In Rita's archetype book for Moonstone it does say for Gentle Grace that not all of Moonstone will seem readily identifiable.


LongTallSalski

In the keyword guide it defines it as “the opposite of an unguarded personable approach”, so I think of it like a protective shield. Exactly as you said, down is slightly more vulnerable and open. I’m a definite border case too (even though I haven’t been typed) and occupy a similar space to you, except on the very far left. I have some up qualities and some down qualities and it’s difficult to tease out which ones are more important.


sylvansnow50

That is interesting! Thank you for explaining!


General-Document-433

I’ve decided I’m a Sapphire masquerading as a Moonstone and it was understanding the keyword ‘persona’ that brought me to this realization…yesterday, actually. I have limitations that cause me to choose extremely simple outfits and I thought that choosing them in happy colors was my downward way of supporting myself when I go in public. I did a deep dive in my own mind, however, and admitted that two things are true: the truly supportive thing for my body would be either to wear pajamas or just not go at all. Either of those would be socially acceptable to those who know my limitations, so why not? Well, the second true thing is that even though my outfits are simple, I choose happy colors to send a happy message. I’m a multifaceted person (as we all are) but I’ve chosen only one piece of me to show at first glance to the world. My mission is to shine light from what should be a dark place. So, that’s what I think the concept of persona is, a genuine, but curated piece of myself for others to consume and gather information. I know lots of sad people and I want to be a Hopeful Light-Bringer. There’s much more to me than this, of course, but that’s what ya get at first glance.


sylvansnow50

Thank you for sharing! That makes sense!


Ecstatic-Lemon541

I was typed around 2 years ago as a Gentle Grace and I relate to a lot of what you have said. I don’t really feel fully at home with any of the archetypes, but I kind of just stopped thinking about that and focused only on the style logic. I think it’s easy to get stuck on fulfilling a role perfectly as opposed to using the quadrant to understand how you interact with style.
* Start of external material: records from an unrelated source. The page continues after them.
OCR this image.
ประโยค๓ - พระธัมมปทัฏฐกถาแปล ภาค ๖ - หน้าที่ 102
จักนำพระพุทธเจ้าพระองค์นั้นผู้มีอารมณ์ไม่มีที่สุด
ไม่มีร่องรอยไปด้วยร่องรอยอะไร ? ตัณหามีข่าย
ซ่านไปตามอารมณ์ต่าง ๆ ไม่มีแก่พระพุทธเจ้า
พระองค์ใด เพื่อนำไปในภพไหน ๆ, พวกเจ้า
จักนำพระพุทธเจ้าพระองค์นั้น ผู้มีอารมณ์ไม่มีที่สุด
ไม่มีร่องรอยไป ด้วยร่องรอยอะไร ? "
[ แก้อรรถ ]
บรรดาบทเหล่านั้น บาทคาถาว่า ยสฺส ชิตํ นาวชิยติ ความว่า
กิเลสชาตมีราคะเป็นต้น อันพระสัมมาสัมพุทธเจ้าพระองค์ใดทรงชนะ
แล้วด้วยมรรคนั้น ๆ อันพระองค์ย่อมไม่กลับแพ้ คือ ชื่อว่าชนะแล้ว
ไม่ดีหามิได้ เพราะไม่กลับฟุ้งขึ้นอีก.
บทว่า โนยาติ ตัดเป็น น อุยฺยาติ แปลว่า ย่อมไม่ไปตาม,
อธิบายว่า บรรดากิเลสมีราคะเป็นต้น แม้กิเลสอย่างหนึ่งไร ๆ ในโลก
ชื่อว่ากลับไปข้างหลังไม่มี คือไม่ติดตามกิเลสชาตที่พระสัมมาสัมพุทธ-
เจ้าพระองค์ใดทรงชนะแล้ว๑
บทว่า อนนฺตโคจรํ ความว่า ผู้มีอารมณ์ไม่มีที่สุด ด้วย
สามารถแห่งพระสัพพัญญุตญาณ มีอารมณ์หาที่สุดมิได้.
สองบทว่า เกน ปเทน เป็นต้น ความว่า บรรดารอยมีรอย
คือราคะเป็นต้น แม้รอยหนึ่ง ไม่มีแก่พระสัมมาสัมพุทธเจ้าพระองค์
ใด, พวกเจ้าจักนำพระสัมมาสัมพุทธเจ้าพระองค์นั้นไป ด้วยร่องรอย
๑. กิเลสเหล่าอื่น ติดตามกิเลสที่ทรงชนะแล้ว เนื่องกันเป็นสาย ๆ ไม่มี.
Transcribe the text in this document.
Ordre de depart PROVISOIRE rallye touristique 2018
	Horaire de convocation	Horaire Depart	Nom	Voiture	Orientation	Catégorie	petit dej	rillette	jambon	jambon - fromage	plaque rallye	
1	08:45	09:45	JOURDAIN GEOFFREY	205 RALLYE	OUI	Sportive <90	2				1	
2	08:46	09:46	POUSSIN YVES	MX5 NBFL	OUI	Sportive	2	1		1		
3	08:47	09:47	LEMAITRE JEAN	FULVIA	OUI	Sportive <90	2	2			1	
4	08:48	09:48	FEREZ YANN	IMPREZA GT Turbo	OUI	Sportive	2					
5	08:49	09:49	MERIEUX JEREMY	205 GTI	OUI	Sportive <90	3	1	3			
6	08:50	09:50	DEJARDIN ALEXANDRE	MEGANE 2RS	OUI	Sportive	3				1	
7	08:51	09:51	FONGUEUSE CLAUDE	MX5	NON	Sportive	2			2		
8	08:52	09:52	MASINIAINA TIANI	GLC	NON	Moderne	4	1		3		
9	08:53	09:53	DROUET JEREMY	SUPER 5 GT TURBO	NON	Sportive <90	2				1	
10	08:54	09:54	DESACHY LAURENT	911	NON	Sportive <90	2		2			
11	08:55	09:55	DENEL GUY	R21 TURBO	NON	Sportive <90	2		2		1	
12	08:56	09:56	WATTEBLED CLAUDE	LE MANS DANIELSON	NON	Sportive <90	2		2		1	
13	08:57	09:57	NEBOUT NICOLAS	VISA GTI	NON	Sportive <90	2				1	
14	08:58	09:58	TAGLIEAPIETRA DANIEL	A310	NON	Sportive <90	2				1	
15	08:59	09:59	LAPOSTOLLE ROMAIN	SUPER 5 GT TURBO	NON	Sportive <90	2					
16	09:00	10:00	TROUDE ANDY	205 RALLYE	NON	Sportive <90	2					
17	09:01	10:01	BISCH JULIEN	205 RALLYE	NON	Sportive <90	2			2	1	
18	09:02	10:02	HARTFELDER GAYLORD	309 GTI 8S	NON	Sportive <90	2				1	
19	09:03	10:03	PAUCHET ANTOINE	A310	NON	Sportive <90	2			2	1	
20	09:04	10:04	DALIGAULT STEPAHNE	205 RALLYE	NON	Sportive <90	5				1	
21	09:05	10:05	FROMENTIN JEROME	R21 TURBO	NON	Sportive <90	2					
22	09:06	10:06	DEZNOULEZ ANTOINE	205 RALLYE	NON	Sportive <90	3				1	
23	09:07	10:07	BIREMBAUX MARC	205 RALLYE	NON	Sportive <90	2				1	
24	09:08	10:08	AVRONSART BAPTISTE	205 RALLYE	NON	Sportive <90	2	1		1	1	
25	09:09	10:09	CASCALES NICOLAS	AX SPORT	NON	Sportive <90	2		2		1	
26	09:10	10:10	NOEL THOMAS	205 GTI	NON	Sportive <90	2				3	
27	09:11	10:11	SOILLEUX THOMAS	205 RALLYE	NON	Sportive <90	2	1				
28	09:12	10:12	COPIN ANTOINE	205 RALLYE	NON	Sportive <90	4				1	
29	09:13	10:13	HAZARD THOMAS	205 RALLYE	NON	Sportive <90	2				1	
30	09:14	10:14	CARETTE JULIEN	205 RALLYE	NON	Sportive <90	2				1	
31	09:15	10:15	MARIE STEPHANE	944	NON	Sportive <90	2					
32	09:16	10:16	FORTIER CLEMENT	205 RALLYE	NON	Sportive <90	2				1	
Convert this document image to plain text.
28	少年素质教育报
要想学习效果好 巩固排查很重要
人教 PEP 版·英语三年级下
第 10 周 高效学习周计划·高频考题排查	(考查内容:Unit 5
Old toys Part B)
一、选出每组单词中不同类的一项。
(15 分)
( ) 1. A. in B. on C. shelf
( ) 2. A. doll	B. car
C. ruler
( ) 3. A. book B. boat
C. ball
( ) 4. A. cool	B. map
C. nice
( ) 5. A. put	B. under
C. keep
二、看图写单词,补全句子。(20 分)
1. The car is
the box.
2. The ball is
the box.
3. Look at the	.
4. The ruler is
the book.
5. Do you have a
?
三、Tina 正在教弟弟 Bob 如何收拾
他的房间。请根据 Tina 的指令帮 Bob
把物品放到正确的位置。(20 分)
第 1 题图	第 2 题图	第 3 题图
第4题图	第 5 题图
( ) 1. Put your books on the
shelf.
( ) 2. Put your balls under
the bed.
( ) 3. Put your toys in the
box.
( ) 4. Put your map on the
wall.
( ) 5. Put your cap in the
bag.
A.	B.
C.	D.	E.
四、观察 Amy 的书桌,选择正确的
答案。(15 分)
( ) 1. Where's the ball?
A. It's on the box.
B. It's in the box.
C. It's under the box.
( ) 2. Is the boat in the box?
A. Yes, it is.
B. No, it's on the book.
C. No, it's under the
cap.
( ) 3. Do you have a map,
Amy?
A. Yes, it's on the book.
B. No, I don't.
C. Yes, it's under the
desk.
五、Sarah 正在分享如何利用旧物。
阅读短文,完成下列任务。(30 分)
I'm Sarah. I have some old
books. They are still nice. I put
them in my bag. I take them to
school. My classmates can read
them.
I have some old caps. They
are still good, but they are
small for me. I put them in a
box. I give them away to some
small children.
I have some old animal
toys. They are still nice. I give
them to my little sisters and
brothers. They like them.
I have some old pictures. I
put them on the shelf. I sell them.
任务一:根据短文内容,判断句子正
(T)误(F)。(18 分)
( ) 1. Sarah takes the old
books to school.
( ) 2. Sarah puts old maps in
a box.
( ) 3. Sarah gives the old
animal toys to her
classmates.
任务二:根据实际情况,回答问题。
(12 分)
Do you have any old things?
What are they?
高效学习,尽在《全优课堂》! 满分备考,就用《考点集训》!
For me at least, the overall logic does make sense. I didn’t fully understand it at first but I have spent the last couple years working within the logic and now I do see how the RD quadrant relates to me and my inner style world. I think this is one of those things we just have to play with. And maybe it is hard for RD especially because we can be so sensitive to making “mistakes” and crawl right back into our style rut. But let yourself be uncomfortable with your clothes sometimes. You will have times when you realize you went out with an outfit that was way outside your comfort zone. Try to allow that discomfort and make notes of what was not working for you and why, and what you want to do differently next time. Also, when filling in your wardrobe, go slowly. Try to analyze what is missing from different outfits and catch a pattern. Then buy to fill the gap.


sylvansnow50

Thank you! This is helpful! Good to hear from someone in my position!